When a friend told me to go listen to the Hanna interview I thought I’d be steaming mad by the end, but I really wasn’t. Mostly, this seven minute interview is an accurate representation of the establishment mentality of today’s Mesabi Iron Range. I don’t think it reflects a ubiquitous viewpoint, just the one held by most (not all) legislators and most (not all) local elected officials and opinion-leaders.

It’s not just MPR exploring the economic woes of the Iron Range.

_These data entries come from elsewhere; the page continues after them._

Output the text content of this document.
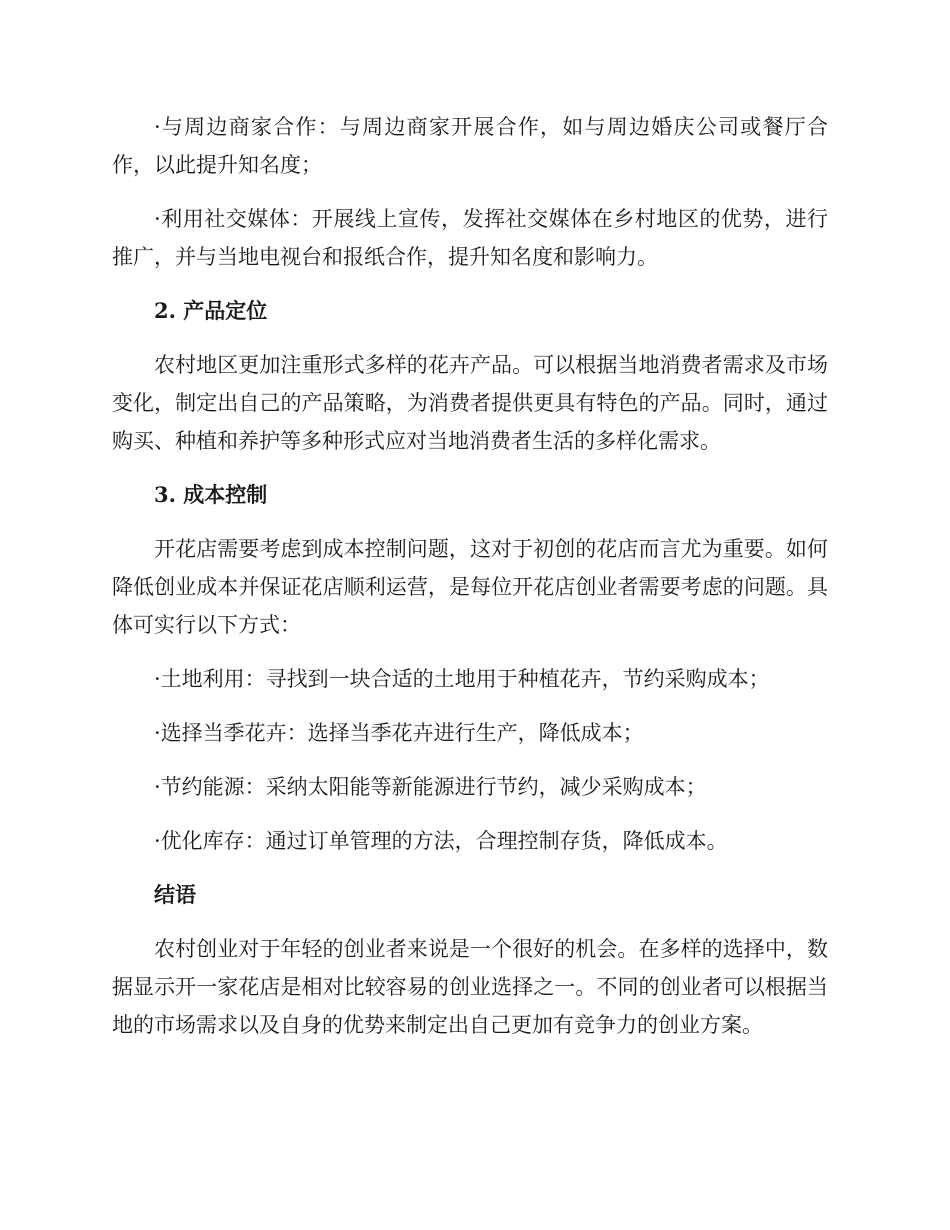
·与周边商家合作：与周边商家开展合作，如与周边婚庆公司或餐厅合作，以此提升知名度；

·利用社交媒体：开展线上宣传，发挥社交媒体在乡村地区的优势，进行推广，并与当地电视台和报纸合作，提升知名度和影响力。

2. 产品定位

农村地区更加注重形式多样的花卉产品。可以根据当地消费者需求及市场变化，制定出自己的产品策略，为消费者提供更具有特色的产品。同时，通过购买、种植和养护等多种形式应对当地消费者生活的多样化需求。

3. 成本控制

开花店需要考虑到成本控制问题，这对于初创的花店而言尤为重要。如何降低创业成本并保证花店顺利运营，是每位开花店创业者需要考虑的问题。具体可实行以下方式：

·土地利用：寻找到一块合适的土地用于种植花卉，节约采购成本；

·选择当季花卉：选择当季花卉进行生产，降低成本；

·节约能源：采纳太阳能等新能源进行节约，减少采购成本；

·优化库存：通过订单管理的方法，合理控制存货，降低成本。

结语

农村创业对于年轻的创业者来说是一个很好的机会。在多样的选择中，数据显示开一家花店是相对比较容易的创业选择之一。不同的创业者可以根据当地的市场需求以及自身的优势来制定出自己更加有竞争力的创业方案。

Star Tribune columnist Lee Schafer continued his series analyzing the Iron Range mining economy with another interesting piece on Sunday.

Schafer’s column picked up on the data points I wrote about a couple weeks back from the recent Office of the Legislative Auditor audit of the IRRRB. (Incidentally, I just updated that post with some new data from the Office of the Legislative Auditor, who read the myriad comments below that piece).

Schafer used a term that you sometimes hear in mining debate: “the resource curse.” In other words, the very resources that bring economic activity to a remote place like the Iron Range become the cross we must bear, the instrument of preventing the region from adjusting to the decline of resource-extraction industry.

One of the first people I’ve read about to opine on that topic was a mining engineer who arrived in Northern Minnesota back in the 1930s. E.W. Davis remarked that the very ore beneath the ground of our towns would doom those towns to failure as it ran out. The region was simply too dependent on one industry.

For his part, Davis was one of the main developers of the taconite process that prolonged the mining industry on the Iron Range beyond a date with doom in the 1950s and ’60s. But that doesn’t mean he was wrong.

Whether you like the hopeful vibe laid down by MPR’s economic diversification focus, or the brutal realism of Schafer’s view in the Star Tribune, it’s hard to avoid speculation about the future of our region.

Of course, this spike in statewide attention paid to the Iron Range can’t last. You can rest assured that MinnesotaBrown.com will still be here when the klieg lights go dark.